Further, the types of the target document comprise DOC/DOCX files, EXCEL files, PDF files and TXT files, and the multi-modal content comprises texts, tables and pictures/block diagrams.
Further, the searching is performed according to the keywords to obtain multi-mode searching information of the target document, which specifically includes:
a DOC/DOCX file content extraction method;
an EXCEL file content extraction method;
a PDF file content extraction method;
TXT file content extraction method.
Further, the DOC/DOCX file content extraction method specifically comprises the following steps:
converting the target DOC/DOCX file into an HTML format by using an Aspose;
extracting texts and forms by using an HTML-based keyword fuzzy matching algorithm;
extracting the picture according to whether the block diagram title hits the search keyword;
for the extracted picture, if the extracted picture is in a WMF/EMF/VISIO format, converting the picture into a PNG format by using LibreOffice, and removing redundant blank by using a python Picllow package;
converting binary data of the picture into base64 and returning;
and matching and integrating the text, the table and the picture information, and returning all the extracted contents.
Further, the extracting of the text and the table by using an HTML-based keyword fuzzy matching algorithm specifically comprises the following steps:
retrieving the HTML tag content;
performing fuzzy matching of keywords based on the Levenstein distance, and calculating matching degree;
and using a quick ordering algorithm to order the keyword matching results from high to low in matching degree, and returning.
Further, the EXCEL file content extraction method specifically includes:
performing content matching on the table by using a python Pandas packet, and returning extracted content;
specifically, extracting EXCEL file information by using a Pandas library of python language;
and transmitting the file information in a key value pair mode, and finally merging the information and returning the extracted content.
Further, the PDF file content extraction method specifically includes:
when the current page is a picture, extracting content by using an OCR-based image text extraction algorithm;
when the current page is a table, extracting content by using a PDF table extraction algorithm based on nesting;
when the current page is not a picture or a table, extracting content by using a PDF text retrieval algorithm based on a pdfplumber;
and matching and integrating the text, the table and the picture information, and returning all the extracted contents.

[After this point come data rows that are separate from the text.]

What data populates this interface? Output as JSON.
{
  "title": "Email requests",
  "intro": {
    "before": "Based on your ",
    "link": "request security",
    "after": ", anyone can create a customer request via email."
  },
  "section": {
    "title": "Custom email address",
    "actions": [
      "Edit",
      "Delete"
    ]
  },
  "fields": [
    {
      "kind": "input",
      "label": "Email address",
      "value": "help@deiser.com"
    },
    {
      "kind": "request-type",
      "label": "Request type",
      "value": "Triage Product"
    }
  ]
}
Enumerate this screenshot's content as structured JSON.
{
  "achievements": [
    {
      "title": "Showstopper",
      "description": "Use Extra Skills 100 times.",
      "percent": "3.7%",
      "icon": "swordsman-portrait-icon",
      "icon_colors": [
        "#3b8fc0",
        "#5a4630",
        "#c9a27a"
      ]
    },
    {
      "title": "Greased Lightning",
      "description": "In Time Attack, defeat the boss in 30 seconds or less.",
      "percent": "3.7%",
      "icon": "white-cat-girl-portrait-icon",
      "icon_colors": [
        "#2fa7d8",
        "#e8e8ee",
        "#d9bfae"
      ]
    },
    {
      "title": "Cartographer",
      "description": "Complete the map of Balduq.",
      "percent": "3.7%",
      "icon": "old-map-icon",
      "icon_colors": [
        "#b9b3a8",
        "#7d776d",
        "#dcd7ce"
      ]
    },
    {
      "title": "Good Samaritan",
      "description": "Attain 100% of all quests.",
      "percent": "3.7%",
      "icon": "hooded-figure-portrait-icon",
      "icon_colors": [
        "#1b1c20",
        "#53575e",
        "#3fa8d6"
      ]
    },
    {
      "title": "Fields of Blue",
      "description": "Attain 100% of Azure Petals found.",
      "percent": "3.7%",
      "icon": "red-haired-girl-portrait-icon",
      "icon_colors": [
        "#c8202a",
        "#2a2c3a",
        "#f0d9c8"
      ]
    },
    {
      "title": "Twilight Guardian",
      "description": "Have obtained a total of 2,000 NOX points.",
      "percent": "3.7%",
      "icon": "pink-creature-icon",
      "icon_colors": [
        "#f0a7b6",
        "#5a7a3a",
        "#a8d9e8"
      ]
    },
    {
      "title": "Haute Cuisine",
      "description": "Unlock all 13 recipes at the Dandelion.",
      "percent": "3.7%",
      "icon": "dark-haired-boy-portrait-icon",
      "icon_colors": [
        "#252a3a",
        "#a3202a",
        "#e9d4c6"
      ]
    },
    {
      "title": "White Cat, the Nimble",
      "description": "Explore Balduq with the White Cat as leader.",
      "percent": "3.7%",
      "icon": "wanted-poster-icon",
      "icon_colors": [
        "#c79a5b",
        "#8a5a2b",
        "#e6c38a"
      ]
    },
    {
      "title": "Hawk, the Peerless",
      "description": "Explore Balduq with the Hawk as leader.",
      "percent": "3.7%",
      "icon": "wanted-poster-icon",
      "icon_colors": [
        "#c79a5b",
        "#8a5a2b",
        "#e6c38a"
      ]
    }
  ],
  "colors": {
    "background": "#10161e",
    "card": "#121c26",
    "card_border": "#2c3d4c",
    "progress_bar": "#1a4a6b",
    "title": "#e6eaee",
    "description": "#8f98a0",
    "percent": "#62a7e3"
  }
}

Further, when the current page is a picture, extracting content by using an OCR-based image text extraction algorithm, specifically including:
performing layout analysis on the image page by using deep learning based on the pad OCR;
text analysis is performed on the image page by using deep learning based on the pad OCR;
integrating the layout information with the text information and returning the extracted content.
Further, when the current page is a table, extracting content by using a PDF table extraction algorithm based on nesting, which specifically comprises the following steps:
extracting PDF table contents by using a python language and a pdfplumbber tool;
and transmitting the file information in a key value pair mode, and finally merging the information and returning the extracted content.
Further, the TXT file content extraction method specifically includes:
extracting TXT text content by using a fuzzy matching algorithm;
the TXT table contents are extracted using a format parsing based table extraction algorithm.
The beneficial effects of the invention are as follows:
the invention relates to an integration extraction method of multi-mode content of a multi-type document, which combines a plurality of algorithms to support the extraction of the multi-type document and the multi-mode content; the picture text recognition algorithm based on OCR promotes the judgment of the text box position; the complete matching is combined with the fuzzy search to perform keyword-based document content retrieval. Compared with the method only supporting a single type of document, the method supports the content extraction of multiple types of documents at the same time, and expands the application range; compared with the method only supporting the extraction of single content, the method supports the extraction of multi-mode content of texts, pictures and block diagrams at the same time, and enlarges the information extraction range; compared with a single retrieval algorithm, the method and the device support a more flexible retrieval mode and improve the retrieval effect.
Drawings
For a clearer description of the technical solutions of embodiments of the present invention, the drawings that are needed in the embodiments will be briefly described below, it being understood that the following drawings only illustrate some embodiments of the present invention and should not be considered limiting in scope, and other related drawings can be obtained according to these drawings without inventive effort for a person skilled in the art, wherein:
FIG. 1 is a flow chart of an extraction method of the present invention;
FIG. 2 is a flow chart of multimodal retrieval information for generating a target document based on retrieval of keywords;
FIG. 3 is a method of content extraction of DOC/DOCX files;
fig. 4 is a content extraction method of a PDF file.
Detailed Description
The present invention will be described in further detail with reference to the drawings and examples, in order to make the objects, technical solutions and advantages of the present invention more apparent. It should be understood that the particular embodiments described herein are illustrative only and are not intended to limit the invention, i.e., the embodiments described are merely some, but not all, of the embodiments of the invention. The components of the embodiments of the present invention generally described and illustrated in the figures herein may be arranged and designed in a wide variety of different configurations.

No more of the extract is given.